Posologie et mode d’administration :
La crème doit être appliquée 3 fois par semaine (par exemple : le lundi, le mercredi et le vendredi ; ou
bien le mardi, le jeudi et le samedi) avant l'heure normale du coucher et doit rester au contact de la
peau pendant 6 à 10 heures.
Le traitement doit être poursuivi jusqu'à disparition des verrues génitales ou périanales visibles ou
pendant une durée maximale de 16 semaines par épisode, car la sécurité d'emploi au-delà de 16
semaines de traitement n'a pas été établie.
Effets indésirables :
Des réactions cutanées locales, incluant érythème, érosion, excoriation, desquamation et oedème, ont
été fréquemment rapportées dans les études cliniques contrôlées de la crème appliquée trois fois par
semaine.
Induration, ulcération, apparition de croûtes et de vésicules ont été moins fréquemment rapportées.

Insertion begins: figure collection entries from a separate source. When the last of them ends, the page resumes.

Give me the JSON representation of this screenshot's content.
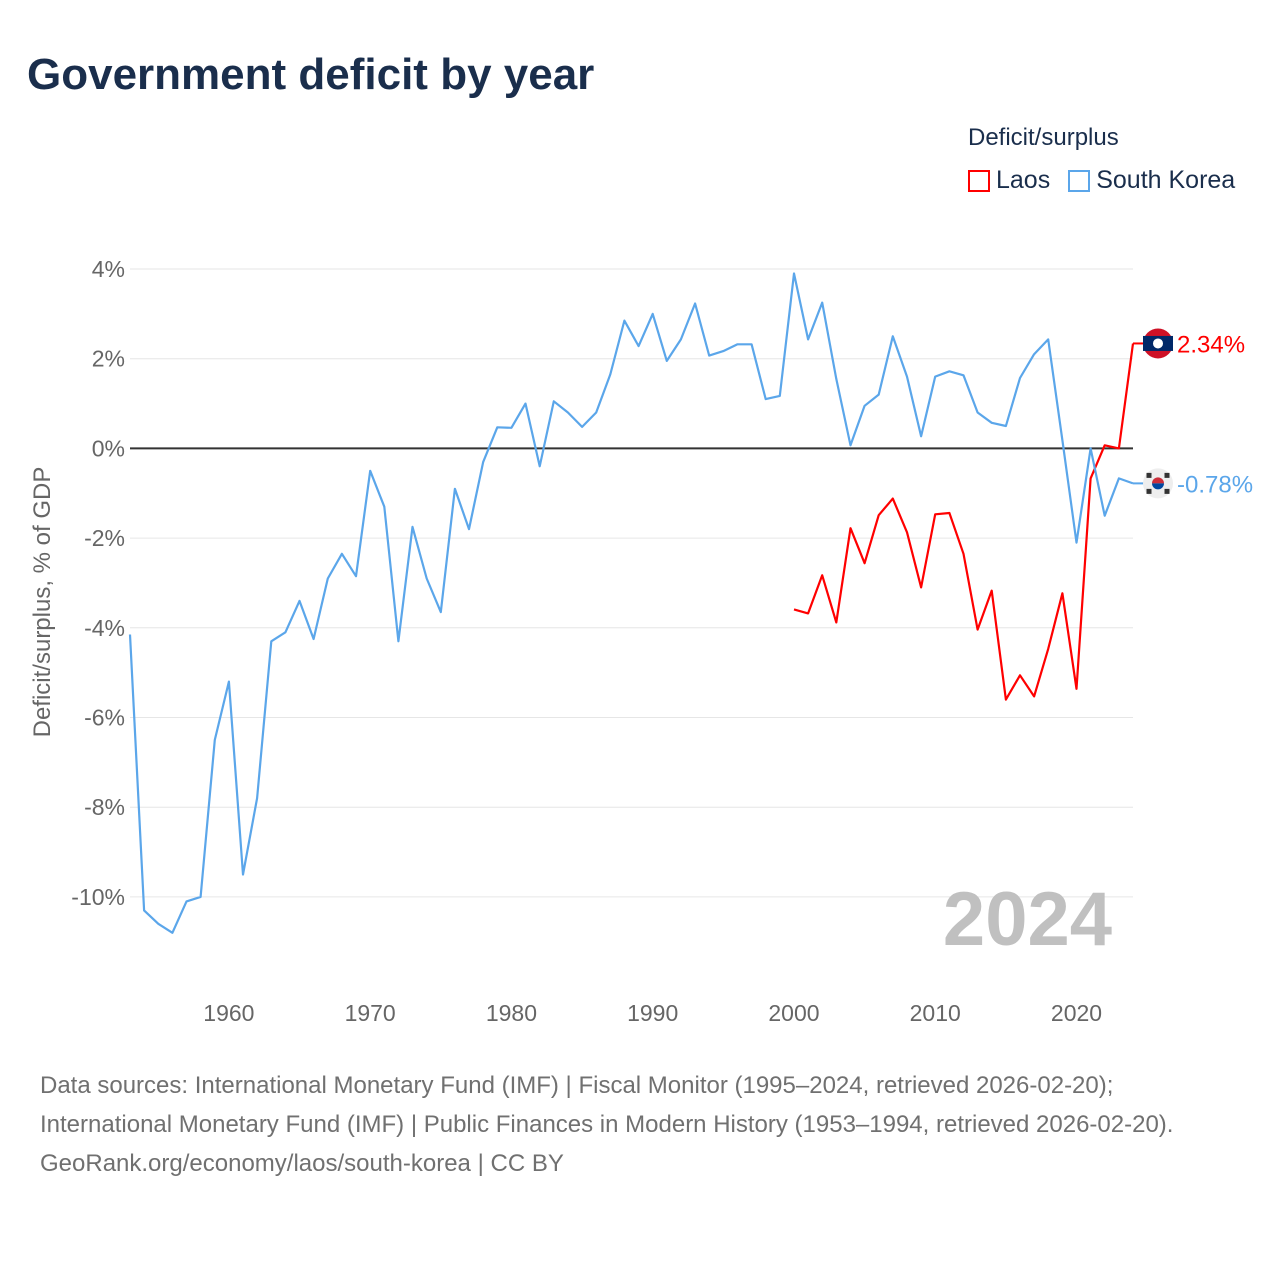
{
  "chart_data": {
    "type": "line",
    "title": "Government deficit by year",
    "xlabel": "",
    "ylabel": "Deficit/surplus, % of GDP",
    "xlim": [
      1953,
      2024
    ],
    "ylim": [
      -11,
      4.4
    ],
    "xticks": [
      1960,
      1970,
      1980,
      1990,
      2000,
      2010,
      2020
    ],
    "yticks": [
      4,
      2,
      0,
      -2,
      -4,
      -6,
      -8,
      -10
    ],
    "ytick_labels": [
      "4%",
      "2%",
      "0%",
      "-2%",
      "-4%",
      "-6%",
      "-8%",
      "-10%"
    ],
    "grid": true,
    "legend_title": "Deficit/surplus",
    "legend_position": "top-right",
    "watermark_year": "2024",
    "series": [
      {
        "name": "Laos",
        "color": "#ff0000",
        "end_label": "2.34%",
        "x": [
          2000,
          2001,
          2002,
          2003,
          2004,
          2005,
          2006,
          2007,
          2008,
          2009,
          2010,
          2011,
          2012,
          2013,
          2014,
          2015,
          2016,
          2017,
          2018,
          2019,
          2020,
          2021,
          2022,
          2023,
          2024
        ],
        "values": [
          -3.59,
          -3.68,
          -2.83,
          -3.88,
          -1.78,
          -2.56,
          -1.49,
          -1.12,
          -1.87,
          -3.1,
          -1.47,
          -1.44,
          -2.35,
          -4.04,
          -3.17,
          -5.6,
          -5.06,
          -5.53,
          -4.47,
          -3.23,
          -5.36,
          -0.67,
          0.07,
          0.0,
          2.34
        ]
      },
      {
        "name": "South Korea",
        "color": "#5ba6ea",
        "end_label": "-0.78%",
        "x": [
          1953,
          1954,
          1955,
          1956,
          1957,
          1958,
          1959,
          1960,
          1961,
          1962,
          1963,
          1964,
          1965,
          1966,
          1967,
          1968,
          1969,
          1970,
          1971,
          1972,
          1973,
          1974,
          1975,
          1976,
          1977,
          1978,
          1979,
          1980,
          1981,
          1982,
          1983,
          1984,
          1985,
          1986,
          1987,
          1988,
          1989,
          1990,
          1991,
          1992,
          1993,
          1994,
          1995,
          1996,
          1997,
          1998,
          1999,
          2000,
          2001,
          2002,
          2003,
          2004,
          2005,
          2006,
          2007,
          2008,
          2009,
          2010,
          2011,
          2012,
          2013,
          2014,
          2015,
          2016,
          2017,
          2018,
          2019,
          2020,
          2021,
          2022,
          2023,
          2024
        ],
        "values": [
          -4.15,
          -10.3,
          -10.6,
          -10.8,
          -10.1,
          -10.0,
          -6.5,
          -5.2,
          -9.5,
          -7.8,
          -4.3,
          -4.1,
          -3.4,
          -4.25,
          -2.9,
          -2.35,
          -2.85,
          -0.5,
          -1.3,
          -4.3,
          -1.75,
          -2.9,
          -3.65,
          -0.9,
          -1.8,
          -0.3,
          0.47,
          0.46,
          1.0,
          -0.4,
          1.05,
          0.8,
          0.48,
          0.8,
          1.65,
          2.85,
          2.28,
          3.0,
          1.95,
          2.43,
          3.23,
          2.07,
          2.17,
          2.32,
          2.32,
          1.1,
          1.17,
          3.9,
          2.43,
          3.25,
          1.55,
          0.07,
          0.95,
          1.2,
          2.5,
          1.6,
          0.27,
          1.6,
          1.72,
          1.63,
          0.8,
          0.57,
          0.5,
          1.57,
          2.1,
          2.43,
          0.18,
          -2.1,
          0.0,
          -1.5,
          -0.67,
          -0.78
        ]
      }
    ]
  },
  "footer": {
    "sources_line": "Data sources: International Monetary Fund (IMF) | Fiscal Monitor (1995–2024, retrieved 2026-02-20); International Monetary Fund (IMF) | Public Finances in Modern History (1953–1994, retrieved 2026-02-20).",
    "link": "GeoRank.org/economy/laos/south-korea",
    "license": "CC BY",
    "separator": " | "
  }
}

Des réactions cutanées à distance, érythème principalement, ont aussi été rapportées dans ces
études. Ces réactions siégeaient sur des zones exemptes de verrues mais avec lesquelles la crème
avait pu être au contact.
La plupart des réactions cutanées d'intensité légère à modérée ont disparu dans les 2 semaines
suivant l'arrêt du traitement.

1.3. La vaccination

La vaccination sera certainement le traitement de l’avenir, elle a prouvée son efficacité.
Mais chaque vaccin ne concernant qu’un type de virus. La polyvalence du vaccin est difficile à obtenir
ce qui explique que la vaccination n’en est actuellement qu’au stade des essais cliniques.